Should Drivers Fear Privately Operated Toll Roads?
Are privately operated toll roads bad for drivers?
Not according to a new study from the Reason Foundation. The study highlights how residents can benefit from their state leasing a toll road and addresses many common concerns. As tolling is a potential solution to Missouri’s transportation funding woes, it is worth exploring this report.
How could Missourians benefit from a privately operated toll road? States usually sell toll road leases for several billions of dollars, and that money can be reinvested in other transportation projects. For instance, Indiana received $3.85 billion for its toll road lease, which was more than enough to fully fund a 10-year transportation improvement program to improve road quality. For a state like Missouri, with hundreds of millions of dollars in unfunded transportation priorities each year, granting a company a lease to operate a toll road could provide some of the revenue needed to maintain Missouri’s roads.

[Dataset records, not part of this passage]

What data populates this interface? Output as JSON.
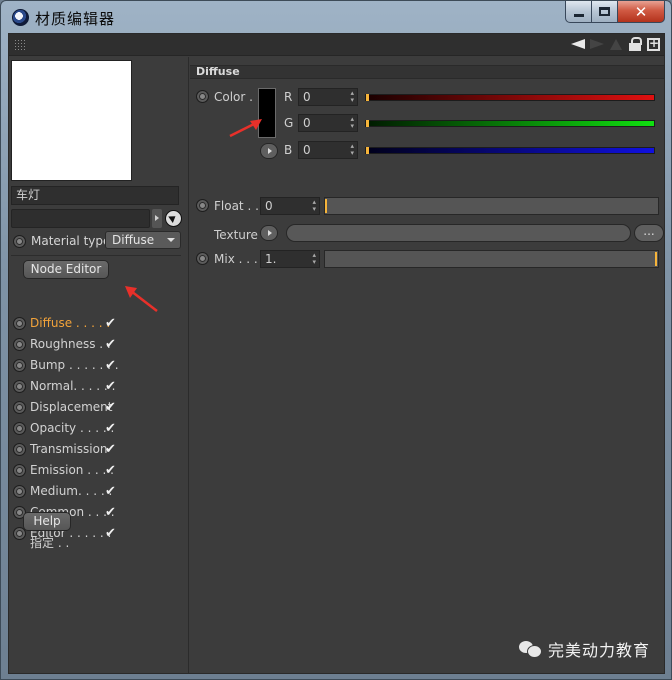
{
  "window": {
    "title": "材质编辑器",
    "close_glyph": "✕"
  },
  "toolbar": {
    "icons": [
      "arrow-left-icon",
      "arrow-right-icon",
      "up-icon",
      "lock-icon",
      "new-window-icon"
    ]
  },
  "left_panel": {
    "material_name": "车灯",
    "material_type_label": "Material type",
    "material_type_value": "Diffuse",
    "node_editor_label": "Node Editor",
    "help_label": "Help",
    "assign_label": "指定 . .",
    "check_mark": "✔",
    "channels": [
      {
        "label": "Diffuse . . . . .",
        "active": true,
        "enabled": true
      },
      {
        "label": "Roughness . .",
        "active": false,
        "enabled": true
      },
      {
        "label": "Bump . . . . . . .",
        "active": false,
        "enabled": true
      },
      {
        "label": "Normal. . . . . .",
        "active": false,
        "enabled": true
      },
      {
        "label": "Displacement",
        "active": false,
        "enabled": true
      },
      {
        "label": "Opacity . . . . .",
        "active": false,
        "enabled": true
      },
      {
        "label": "Transmission",
        "active": false,
        "enabled": true
      },
      {
        "label": "Emission . . . .",
        "active": false,
        "enabled": true
      },
      {
        "label": "Medium. . . . .",
        "active": false,
        "enabled": true
      },
      {
        "label": "Common . . . .",
        "active": false,
        "enabled": true
      },
      {
        "label": "Editor . . . . . .",
        "active": false,
        "enabled": true
      }
    ]
  },
  "diffuse": {
    "section_title": "Diffuse",
    "color_label": "Color .",
    "r_label": "R",
    "g_label": "G",
    "b_label": "B",
    "r_value": "0",
    "g_value": "0",
    "b_value": "0",
    "float_label": "Float . .",
    "float_value": "0",
    "texture_label": "Texture",
    "texture_button": "...",
    "mix_label": "Mix . . .",
    "mix_value": "1.",
    "mix_fraction": 1.0,
    "float_fraction": 0.0
  },
  "colors": {
    "active_channel": "#f2a33a",
    "annotation_arrow": "#e8302a",
    "slider_knob": "#f6b43a"
  },
  "watermark": {
    "text": "完美动力教育"
  }
}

While this may be good for state revenues, individual drivers may have some concerns. For instance, couldn’t a private toll road company just keep raising rates? And who will guarantee that the road will stay in good condition? Both concerns are addressed during contract negotiations.
Lease agreements typically tie rate increases to an inflation index, and terms of potential increases are agreed to in the contract. Similarly, lease agreements usually include performance indicators that the operating company must achieve, such as meeting pavement quality and bridge condition standards, with a financial penalty for non-compliance. Many contracts also specify minimum levels of maintenance expenditures the leasing company must meet. There is typically a clause for the state to terminate the agreement and resume operations if such provisions are not met.

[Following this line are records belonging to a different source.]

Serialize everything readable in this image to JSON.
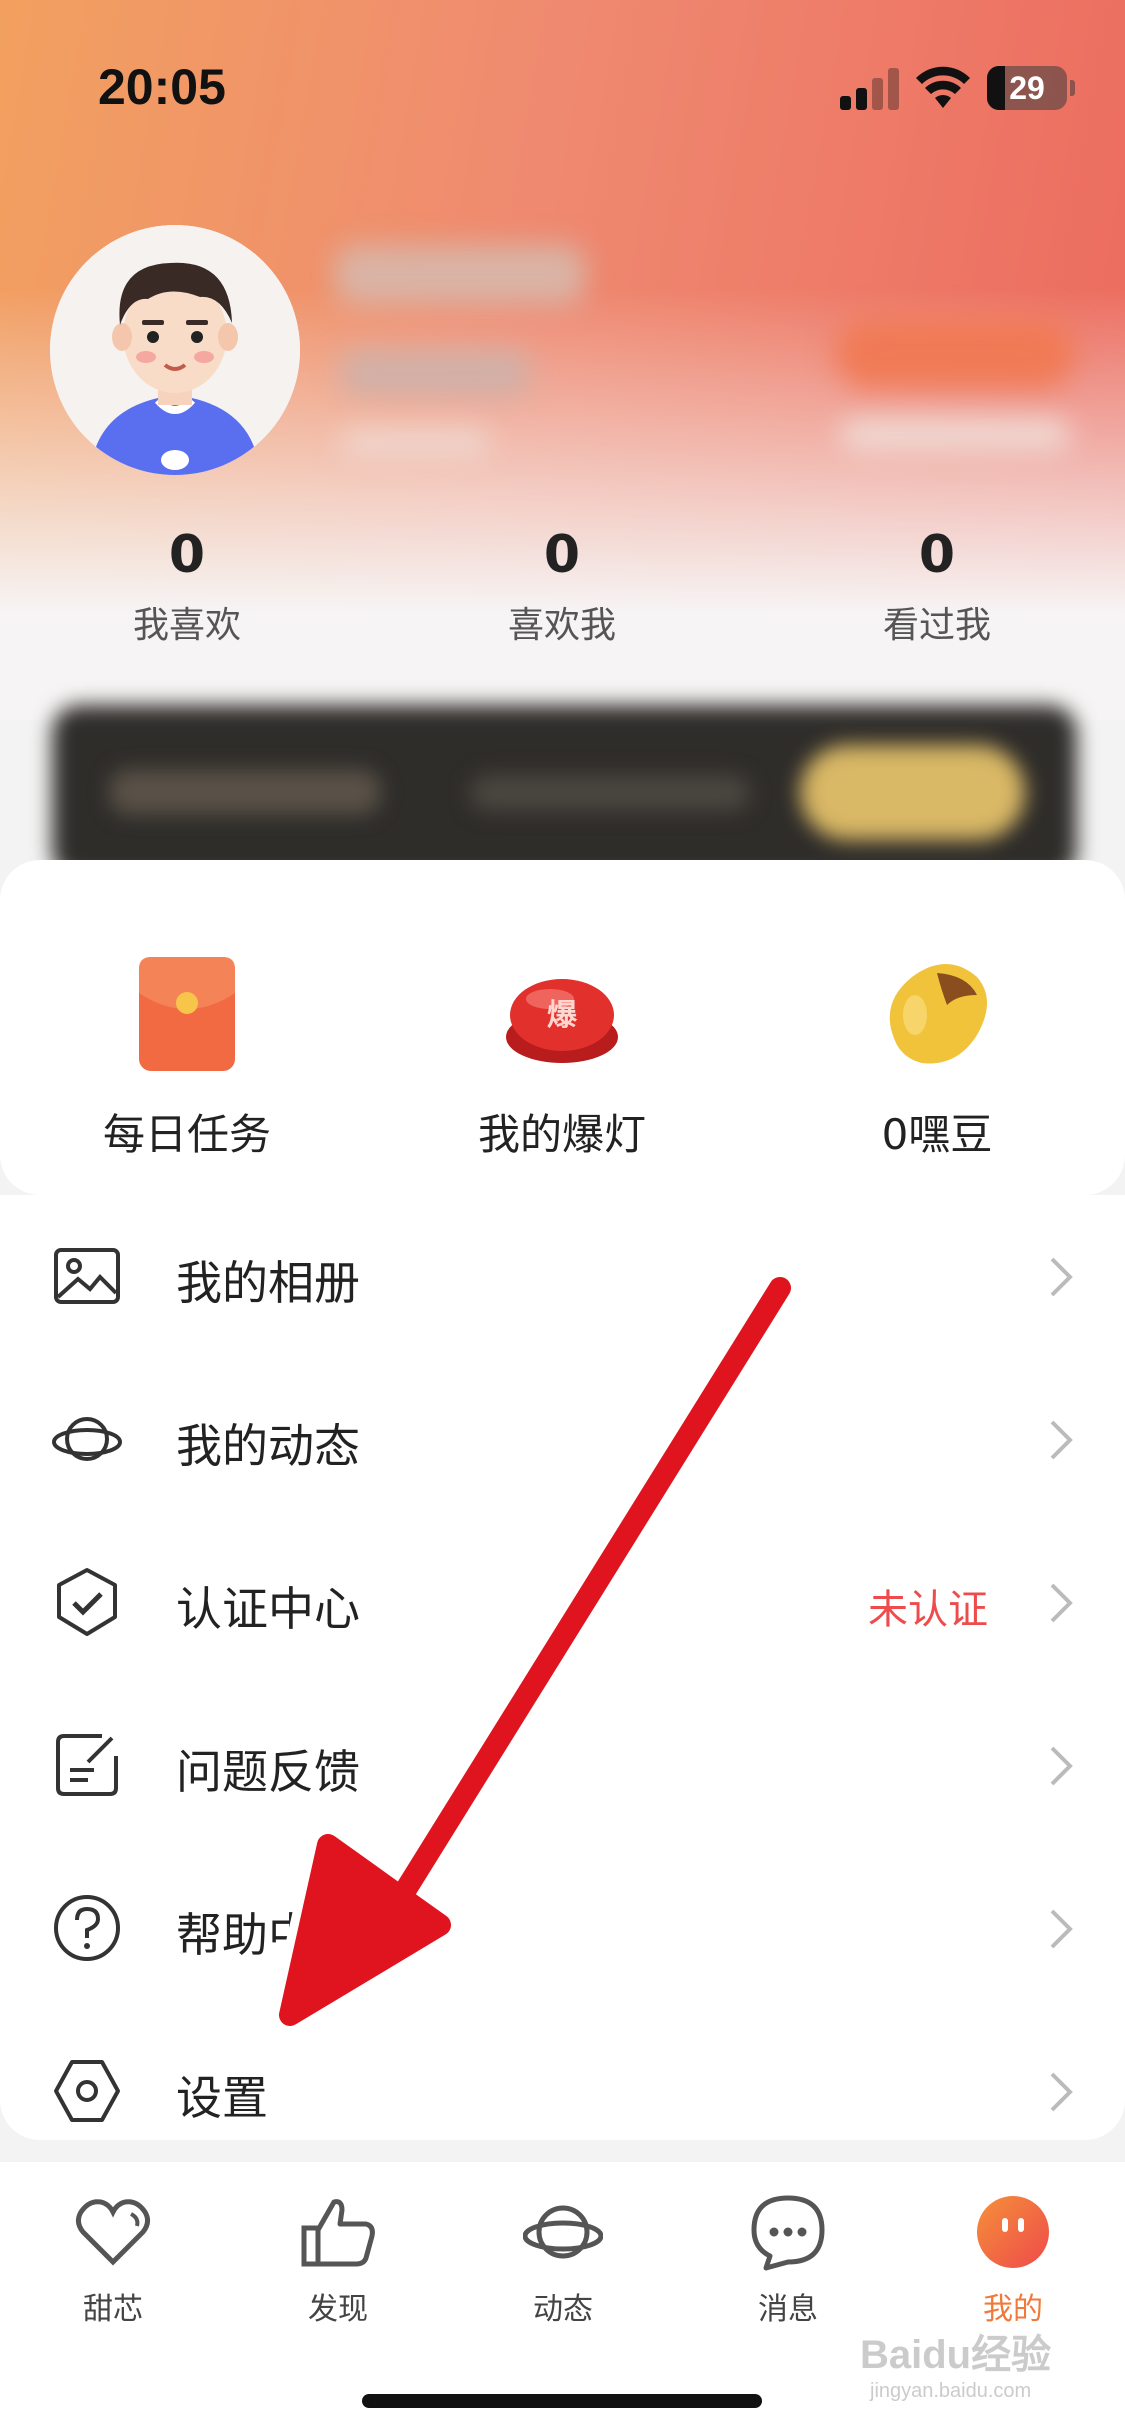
{
  "status_bar": {
    "time": "20:05",
    "battery": "29"
  },
  "profile": {
    "stats": [
      {
        "value": "0",
        "label": "我喜欢"
      },
      {
        "value": "0",
        "label": "喜欢我"
      },
      {
        "value": "0",
        "label": "看过我"
      }
    ]
  },
  "tasks": [
    {
      "label": "每日任务",
      "icon": "red-envelope-icon"
    },
    {
      "label": "我的爆灯",
      "icon": "red-button-icon"
    },
    {
      "label": "0嘿豆",
      "icon": "bean-icon"
    }
  ],
  "menu": {
    "items": [
      {
        "label": "我的相册",
        "icon": "photo-album-icon"
      },
      {
        "label": "我的动态",
        "icon": "planet-icon"
      },
      {
        "label": "认证中心",
        "icon": "verified-badge-icon",
        "status": "未认证"
      },
      {
        "label": "问题反馈",
        "icon": "feedback-note-icon"
      },
      {
        "label": "帮助中",
        "icon": "help-icon"
      },
      {
        "label": "设置",
        "icon": "settings-hexagon-icon"
      }
    ]
  },
  "tabbar": {
    "tabs": [
      {
        "label": "甜芯",
        "icon": "heart-icon"
      },
      {
        "label": "发现",
        "icon": "thumbs-up-icon"
      },
      {
        "label": "动态",
        "icon": "planet-icon"
      },
      {
        "label": "消息",
        "icon": "chat-bubble-icon"
      },
      {
        "label": "我的",
        "icon": "face-icon",
        "active": true
      }
    ]
  },
  "watermark": {
    "brand": "Baidu经验",
    "url": "jingyan.baidu.com"
  },
  "colors": {
    "accent": "#f07a3a",
    "status_red": "#ee4c4c",
    "annotation_arrow": "#e0141e"
  }
}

And what happens if the company operating the toll road goes bankrupt? This has happened before, with non-dramatic results. The road does not close, as the state still owns the road. For instance, the company operating the aforementioned Indiana toll road went bankrupt, and it simply sold the lease to another company that took over operations. A toll road company going bankrupt is hardly a foregone conclusion, though, as many toll roads have been privately operated by the same company for years.
While tolling is not yet a reality in Missouri, several bills have been introduced in the past few years to allow private companies to operate toll roads. The Reason Foundation study should help Missourians see the upsides of such a possibility.